Entro la fine del prossimo anno dovrebbe essere possibile pagare nei negozi i beni di prima necessità con una carta di credito o di debito anche in caso di interruzioni della rete internet o di blackout. Lo prevede una dichiarazione d'intenti adottata oggi, annuncia il Dipartimento federale dell'economia (DEFR) in una nota. La soluzione è stata presentata dai rappresentanti delle imprese in un evento tenutosi a Berna al quale hanno partecipato anche il presidente della Confederazione Guy Parmelin, il presidente della Banca nazionale (BNS) Martin Schlegel e il delegato all'Approvvigionamento economico del Paese Roland Pfister. La novità sarà introdotta in modo graduale. Allo stadio attuale si prevede una sua ampia diffusione entro la fine del 2027.
Come funzioneranno le transazioni offline
Concretamente, in caso di interruzione di internet il terminale di pagamento registra la transazione e, al ripristino della rete, la trasmette per l'elaborazione e l'addebito. Anche se in modalità off-line, per il pagamento è indispensabile che il lettore delle carte sia collegato alla corrente; in caso di blackout, l'alimentazione dovrà avvenire tramite batteria esterna o generatore. I pagamenti off-line saranno possibili soltanto con carte di credito e di debito fisiche e con l'inserimento del codice PIN. Le carte esistenti non dovranno essere sostituite, ma gli apparecchi di lettura devono essere riconfigurati.
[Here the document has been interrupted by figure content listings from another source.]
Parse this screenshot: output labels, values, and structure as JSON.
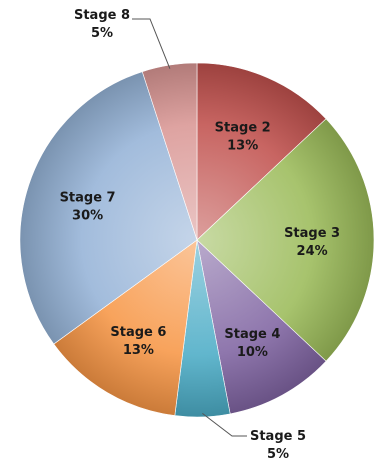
{
  "chart_data": {
    "type": "pie",
    "start_angle_deg": 0,
    "direction": "clockwise",
    "slices": [
      {
        "label": "Stage 2",
        "value_label": "13%",
        "value": 13,
        "color": "#c0504d",
        "label_placement": "inside"
      },
      {
        "label": "Stage 3",
        "value_label": "24%",
        "value": 24,
        "color": "#9bbb59",
        "label_placement": "inside"
      },
      {
        "label": "Stage 4",
        "value_label": "10%",
        "value": 10,
        "color": "#8064a2",
        "label_placement": "inside"
      },
      {
        "label": "Stage 5",
        "value_label": "5%",
        "value": 5,
        "color": "#4bacc6",
        "label_placement": "outside-bottom"
      },
      {
        "label": "Stage 6",
        "value_label": "13%",
        "value": 13,
        "color": "#f79646",
        "label_placement": "inside"
      },
      {
        "label": "Stage 7",
        "value_label": "30%",
        "value": 30,
        "color": "#95b3d7",
        "label_placement": "inside"
      },
      {
        "label": "Stage 8",
        "value_label": "5%",
        "value": 5,
        "color": "#d99694",
        "label_placement": "outside-top"
      }
    ]
  }
}
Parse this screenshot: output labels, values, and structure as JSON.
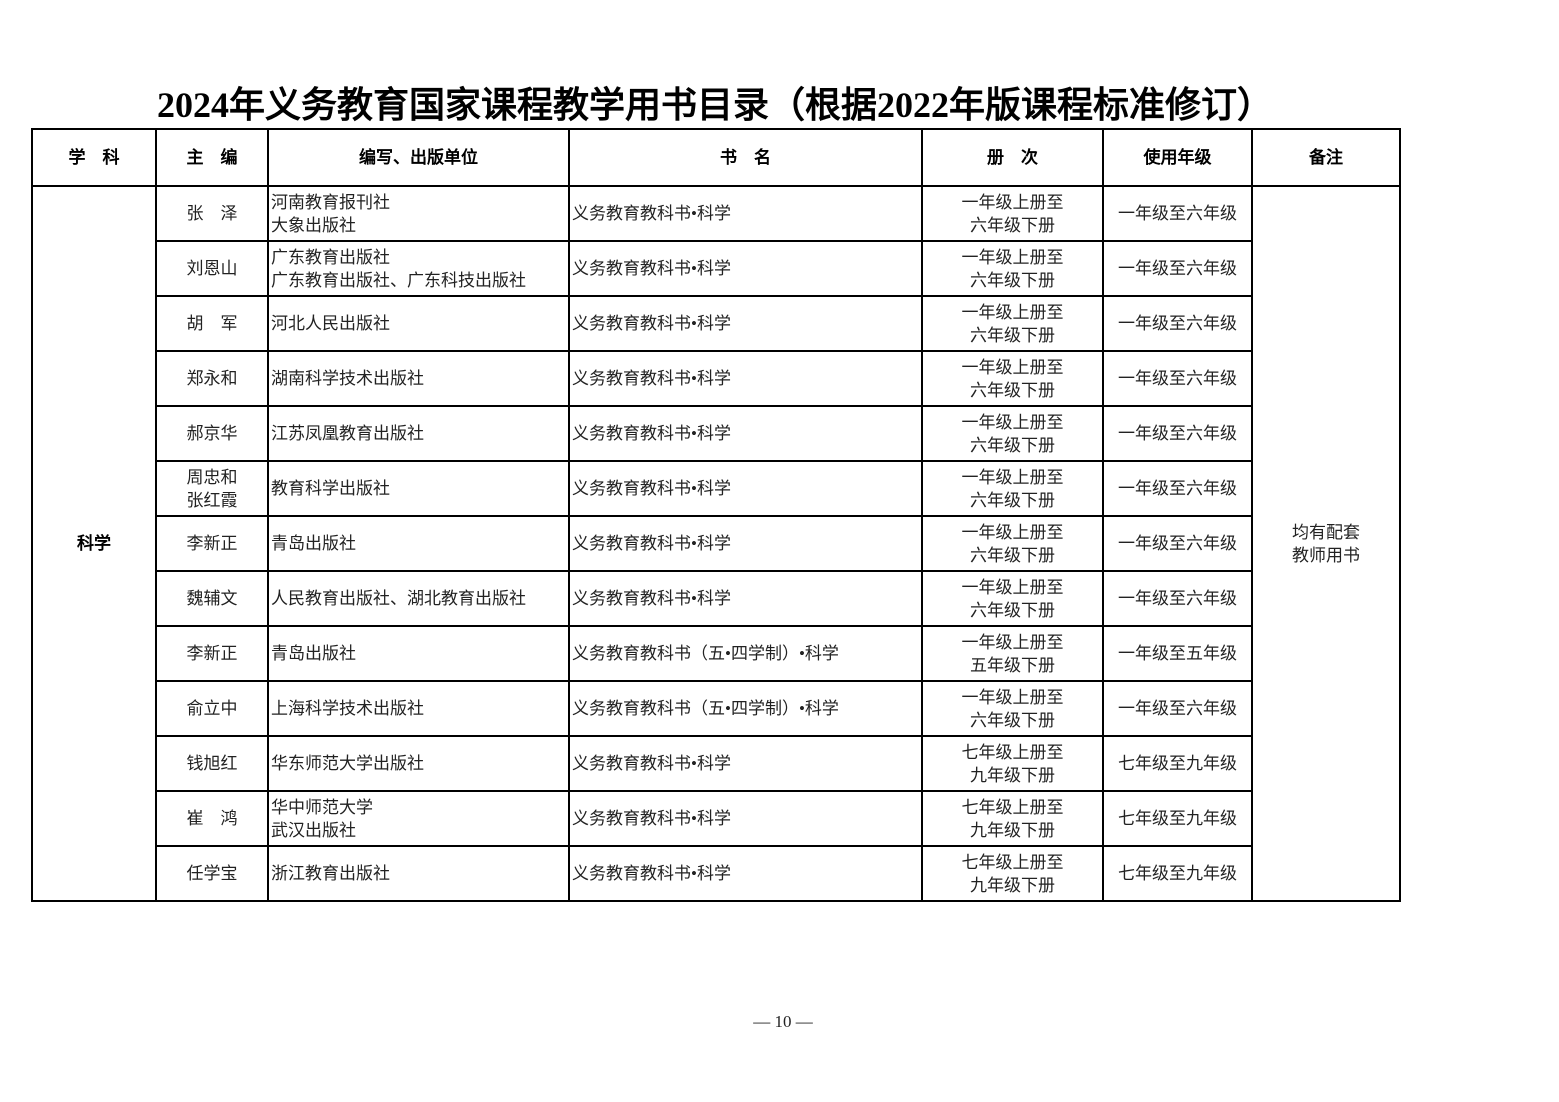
{
  "title": "2024年义务教育国家课程教学用书目录（根据2022年版课程标准修订）",
  "headers": [
    "学　科",
    "主　编",
    "编写、出版单位",
    "书　名",
    "册　次",
    "使用年级",
    "备注"
  ],
  "subject": "科学",
  "note": "均有配套\n教师用书",
  "rows": [
    {
      "editor": "张　泽",
      "publisher": "河南教育报刊社\n大象出版社",
      "book": "义务教育教科书•科学",
      "volumes": "一年级上册至\n六年级下册",
      "grades": "一年级至六年级"
    },
    {
      "editor": "刘恩山",
      "publisher": "广东教育出版社\n广东教育出版社、广东科技出版社",
      "book": "义务教育教科书•科学",
      "volumes": "一年级上册至\n六年级下册",
      "grades": "一年级至六年级"
    },
    {
      "editor": "胡　军",
      "publisher": "河北人民出版社",
      "book": "义务教育教科书•科学",
      "volumes": "一年级上册至\n六年级下册",
      "grades": "一年级至六年级"
    },
    {
      "editor": "郑永和",
      "publisher": "湖南科学技术出版社",
      "book": "义务教育教科书•科学",
      "volumes": "一年级上册至\n六年级下册",
      "grades": "一年级至六年级"
    },
    {
      "editor": "郝京华",
      "publisher": "江苏凤凰教育出版社",
      "book": "义务教育教科书•科学",
      "volumes": "一年级上册至\n六年级下册",
      "grades": "一年级至六年级"
    },
    {
      "editor": "周忠和\n张红霞",
      "publisher": "教育科学出版社",
      "book": "义务教育教科书•科学",
      "volumes": "一年级上册至\n六年级下册",
      "grades": "一年级至六年级"
    },
    {
      "editor": "李新正",
      "publisher": "青岛出版社",
      "book": "义务教育教科书•科学",
      "volumes": "一年级上册至\n六年级下册",
      "grades": "一年级至六年级"
    },
    {
      "editor": "魏辅文",
      "publisher": "人民教育出版社、湖北教育出版社",
      "book": "义务教育教科书•科学",
      "volumes": "一年级上册至\n六年级下册",
      "grades": "一年级至六年级"
    },
    {
      "editor": "李新正",
      "publisher": "青岛出版社",
      "book": "义务教育教科书（五•四学制）•科学",
      "volumes": "一年级上册至\n五年级下册",
      "grades": "一年级至五年级"
    },
    {
      "editor": "俞立中",
      "publisher": "上海科学技术出版社",
      "book": "义务教育教科书（五•四学制）•科学",
      "volumes": "一年级上册至\n六年级下册",
      "grades": "一年级至六年级"
    },
    {
      "editor": "钱旭红",
      "publisher": "华东师范大学出版社",
      "book": "义务教育教科书•科学",
      "volumes": "七年级上册至\n九年级下册",
      "grades": "七年级至九年级"
    },
    {
      "editor": "崔　鸿",
      "publisher": "华中师范大学\n武汉出版社",
      "book": "义务教育教科书•科学",
      "volumes": "七年级上册至\n九年级下册",
      "grades": "七年级至九年级"
    },
    {
      "editor": "任学宝",
      "publisher": "浙江教育出版社",
      "book": "义务教育教科书•科学",
      "volumes": "七年级上册至\n九年级下册",
      "grades": "七年级至九年级"
    }
  ],
  "page_number": "— 10 —"
}
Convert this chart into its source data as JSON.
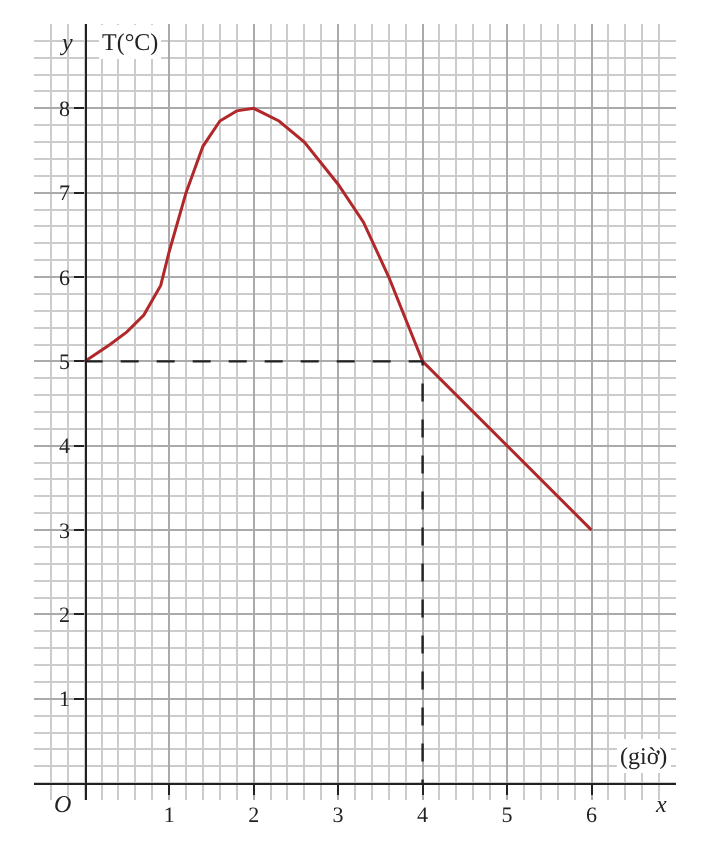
{
  "chart_data": {
    "type": "line",
    "xlabel": "(giờ)",
    "ylabel": "T(°C)",
    "annotations": [
      "y",
      "x",
      "O"
    ],
    "series": [
      {
        "color": "#b0282a",
        "x": [
          0,
          0.3,
          0.5,
          0.7,
          0.9,
          1.0,
          1.2,
          1.4,
          1.6,
          1.8,
          2.0,
          2.3,
          2.6,
          3.0,
          3.3,
          3.6,
          3.8,
          4.0,
          6.0
        ],
        "values": [
          5,
          5.2,
          5.35,
          5.55,
          5.9,
          6.3,
          7.0,
          7.55,
          7.85,
          7.97,
          8,
          7.85,
          7.6,
          7.1,
          6.65,
          6.0,
          5.5,
          5,
          3
        ]
      },
      {
        "color": "#222222",
        "line_style": "dashed",
        "x": [
          0,
          4,
          4
        ],
        "values": [
          5,
          5,
          0
        ]
      }
    ],
    "xlim": [
      -0.6,
      7.0
    ],
    "ylim": [
      -0.2,
      9.0
    ],
    "xticks": [
      1,
      2,
      3,
      4,
      5,
      6
    ],
    "yticks": [
      1,
      2,
      3,
      4,
      5,
      6,
      7,
      8
    ],
    "grid": true,
    "marker": "none",
    "line_style": "solid"
  }
}
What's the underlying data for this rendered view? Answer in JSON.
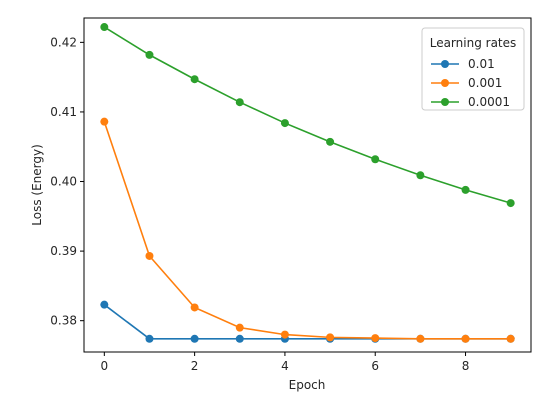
{
  "chart_data": {
    "type": "line",
    "title": "",
    "xlabel": "Epoch",
    "ylabel": "Loss (Energy)",
    "xlim": [
      -0.45,
      9.45
    ],
    "ylim": [
      0.3755,
      0.4235
    ],
    "xticks": [
      0,
      2,
      4,
      6,
      8
    ],
    "yticks": [
      0.38,
      0.39,
      0.4,
      0.41,
      0.42
    ],
    "ytick_labels": [
      "0.38",
      "0.39",
      "0.40",
      "0.41",
      "0.42"
    ],
    "grid": false,
    "legend": {
      "title": "Learning rates",
      "placement": "top-right"
    },
    "x": [
      0,
      1,
      2,
      3,
      4,
      5,
      6,
      7,
      8,
      9
    ],
    "series": [
      {
        "name": "0.01",
        "color": "#1f77b4",
        "values": [
          0.3823,
          0.3774,
          0.3774,
          0.3774,
          0.3774,
          0.3774,
          0.3774,
          0.3774,
          0.3774,
          0.3774
        ]
      },
      {
        "name": "0.001",
        "color": "#ff7f0e",
        "values": [
          0.4086,
          0.3893,
          0.3819,
          0.379,
          0.378,
          0.3776,
          0.3775,
          0.3774,
          0.3774,
          0.3774
        ]
      },
      {
        "name": "0.0001",
        "color": "#2ca02c",
        "values": [
          0.4222,
          0.4182,
          0.4147,
          0.4114,
          0.4084,
          0.4057,
          0.4032,
          0.4009,
          0.3988,
          0.3969
        ]
      }
    ]
  }
}
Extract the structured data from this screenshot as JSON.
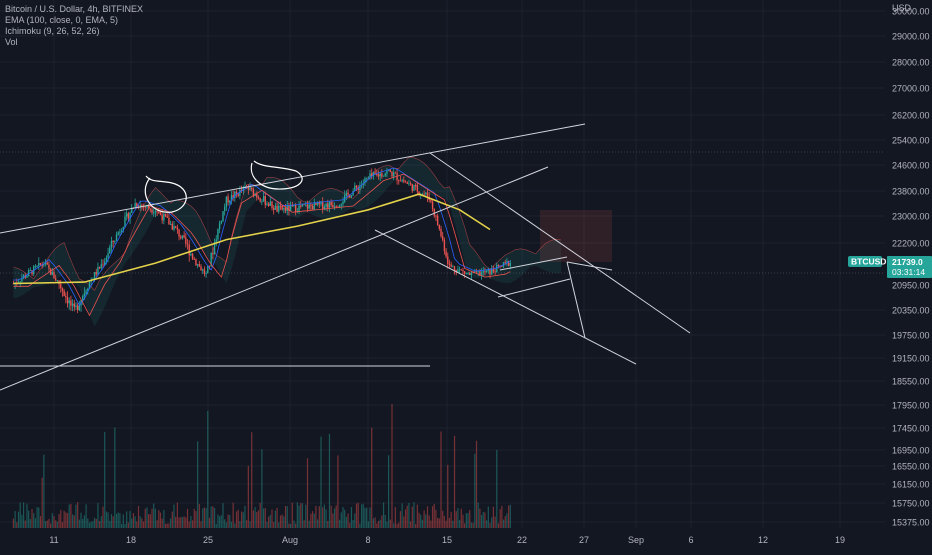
{
  "header": {
    "title": "Bitcoin / U.S. Dollar, 4h, BITFINEX",
    "indicators": [
      "EMA (100, close, 0, EMA, 5)",
      "Ichimoku (9, 26, 52, 26)",
      "Vol"
    ]
  },
  "colors": {
    "background": "#131722",
    "grid": "#1e222d",
    "up": "#26a69a",
    "down": "#ef5350",
    "ema": "#e3d24a",
    "trendline": "#d1d4dc",
    "price_tag": "#26a69a"
  },
  "chart_data": {
    "type": "candlestick",
    "title": "Bitcoin / U.S. Dollar, 4h, BITFINEX",
    "currency": "USD",
    "price_ticks": [
      30000,
      29000,
      28000,
      27000,
      26200,
      25400,
      24600,
      23800,
      23000,
      22200,
      21739,
      20950,
      20350,
      19750,
      19150,
      18550,
      17950,
      17450,
      16950,
      16550,
      16150,
      15750,
      15375
    ],
    "x_ticks": [
      "11",
      "18",
      "25",
      "Aug",
      "8",
      "15",
      "22",
      "27",
      "Sep",
      "6",
      "12",
      "19"
    ],
    "price_path": {
      "dates": [
        "Jul 7",
        "Jul 10",
        "Jul 13",
        "Jul 16",
        "Jul 19",
        "Jul 21",
        "Jul 23",
        "Jul 26",
        "Jul 28",
        "Jul 30",
        "Aug 2",
        "Aug 5",
        "Aug 8",
        "Aug 11",
        "Aug 13",
        "Aug 15",
        "Aug 17",
        "Aug 19",
        "Aug 21",
        "Aug 23",
        "Aug 25"
      ],
      "close": [
        21000,
        21700,
        20300,
        21800,
        23400,
        23200,
        22600,
        21300,
        23500,
        23900,
        23200,
        23300,
        23400,
        24200,
        24400,
        24000,
        23600,
        21600,
        21300,
        21400,
        21739
      ]
    },
    "ema_100": {
      "dates": [
        "Jul 7",
        "Jul 14",
        "Jul 21",
        "Jul 28",
        "Aug 4",
        "Aug 11",
        "Aug 16",
        "Aug 20",
        "Aug 23"
      ],
      "values": [
        21000,
        21050,
        21700,
        22300,
        22700,
        23200,
        23700,
        23200,
        22600
      ]
    },
    "last_price": {
      "symbol": "BTCUSD",
      "price": "21739.0",
      "countdown": "03:31:14"
    },
    "ylim": [
      15375,
      30000
    ],
    "grid": true,
    "legend": "top-left"
  }
}
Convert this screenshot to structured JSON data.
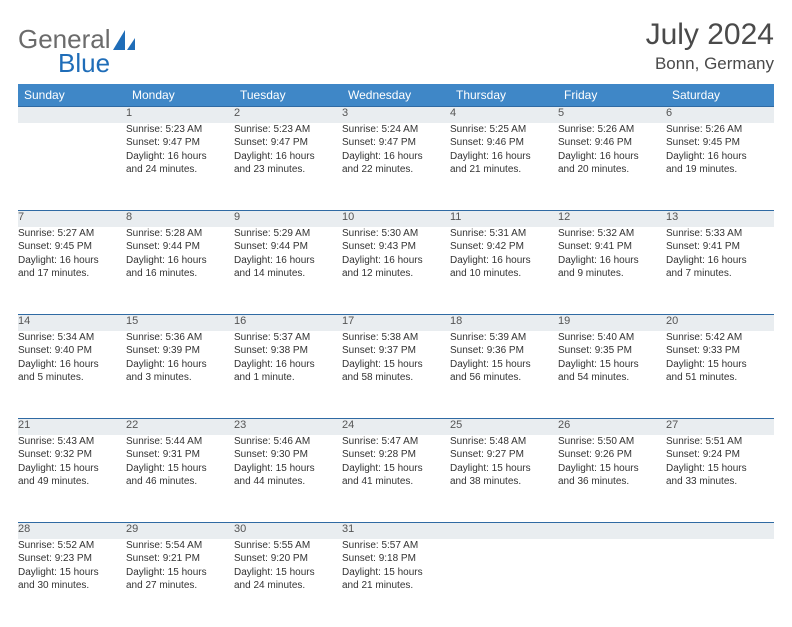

Pagamenti off-line esistono già in altri Stati
I pagamenti off-line sono già realtà in Svezia. Altri Stati del Nord Europa - come Finlandia, Norvegia ed Estonia - stanno introducendo misure simili. La Svizzera «è il primo Paese centroeuropeo che adotta una soluzione ampiamente condivisa per rafforzare la resilienza dei pagamenti elettronici», precisa il DEFR.